À l’heure où les sommets internationaux s’enchaînent sur les crises migratoires, il est temps de briser le tabou. La jeunesse africaine ne fuit pas par goût de l’aventure, elle est expulsée de l’intérieur par des systèmes politiques et sociaux qui ont transformé l’espérance en un luxe inaccessible. Un réquisitoire contre l’hypocrisie des élites.
Arrêtons l’hypocrisie
Les jeunes Africains ne sont pas des aventuriers. Ils ne sont pas inconscients. Ils ne sont pas impatients. Ils sont, dans leur immense majorité, des expulsés. Oui, expulsés de l’intérieur.
Expulsés par des systèmes qui ne leur laissent aucune place. Expulsés par des élites qui ont confisqué l’avenir. Expulsés par des États incapables — ou refusant — de créer les conditions minimales de la dignité humaine. Et après ce constat amer, on ose encore parler de « fuite des cerveaux » ?
Soyons sérieux : ce n’est pas une fuite. C’est une évacuation massive. Une évacuation forcée d’une jeunesse que l’on a méthodiquement découragée, humiliée, puis épuisée.
Le mérite assassiné par le privilège
Regardons la réalité en face : dans beaucoup de nos pays, le travail ne garantit plus rien. Le talent ne protège de rien. Le diplôme n’est plus un levier, mais un morceau de papier qui s’empoussière.
Ce qui compte désormais ? Les relations. Les réseaux. Les arrangements. Les loyautés intéressées. Voilà le vrai système. Et l’on voudrait que les jeunes restent pour jouer à un jeu dont les règles sont truquées dès le départ ? C’est une insulte à leur intelligence.
On leur parle de patriotisme, mais quel patriotisme exige-t-on d’une génération que l’on prive de perspectives ? On leur parle de sacrifice, mais sacrifice pour qui ? Pour des systèmes qui dévorent leurs enfants pour nourrir l’opulence d’une minorité ?
Une responsabilité africaine avant tout
Un pays qui n’investit pas dans sa jeunesse est un pays qui organise, de manière préméditée, son propre naufrage. Ce n’est pas un accident ; c’est une conséquence directe. Le plus grave est que tout le monde le sait : les dirigeants, les institutions, les élites. Mais rien ne change. Pourquoi ? Parce que l’échec collectif nourrit des réussites individuelles bâties sur le verrouillage des opportunités.
Pendant que les jeunes traversent le désert, d’autres traversent les budgets. Pendant que certains meurent en mer, d’autres prospèrent dans l’impunité la plus totale. Il faut avoir le courage de le dire : ce sont nos propres systèmes qui fabriquent les migrants clandestins. Pas l’Europe. Pas l’Occident. Nous. Parce qu’un jeune qui a une vraie opportunité ne risque pas sa vie sur un canot pneumatique. Un jeune qui croit en son pays ne fuit pas dans l’obscurité. Un jeune respecté ne va pas mendier sa dignité sous d’autres cieux.

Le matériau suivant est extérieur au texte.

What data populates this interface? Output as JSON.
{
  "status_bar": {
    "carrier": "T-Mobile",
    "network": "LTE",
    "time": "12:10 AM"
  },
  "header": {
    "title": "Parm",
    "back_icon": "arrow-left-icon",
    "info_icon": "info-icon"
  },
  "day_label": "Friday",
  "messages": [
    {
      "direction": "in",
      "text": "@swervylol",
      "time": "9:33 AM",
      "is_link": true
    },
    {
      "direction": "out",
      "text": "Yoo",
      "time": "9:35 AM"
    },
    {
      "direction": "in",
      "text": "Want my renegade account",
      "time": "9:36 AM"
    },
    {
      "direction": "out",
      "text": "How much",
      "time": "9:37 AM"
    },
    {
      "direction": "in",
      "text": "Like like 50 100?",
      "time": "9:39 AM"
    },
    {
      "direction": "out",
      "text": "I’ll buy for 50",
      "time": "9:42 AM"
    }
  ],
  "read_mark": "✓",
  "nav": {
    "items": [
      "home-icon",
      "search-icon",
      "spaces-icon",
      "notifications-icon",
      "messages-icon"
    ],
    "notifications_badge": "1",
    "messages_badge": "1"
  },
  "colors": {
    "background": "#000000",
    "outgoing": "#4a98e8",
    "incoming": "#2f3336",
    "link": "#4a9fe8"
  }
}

Le drame commence dans nos administrations
Le drame, ce n’est pas la mer. La mer n’est que le cimetière final. Le drame commence bien avant : il commence dans nos ministères, dans nos politiques publiques défaillantes, dans nos silences complices. Tant que nous refuserons d’assumer cette responsabilité, nous continuerons à pleurer des morts que nous aurions pu éviter. La solution n’est pas de fermer les frontières des autres, mais d’ouvrir l’avenir chez nous.
Cela exige un courage que nous n’avons pas encore montré : le courage de réformer réellement, de bousculer les privilèges et de mettre fin à la confiscation du futur. Sans cela, soyons honnêtes avec nous-mêmes : nous ne sommes pas en train de perdre notre jeunesse.
Nous sommes en train de la sacrifier.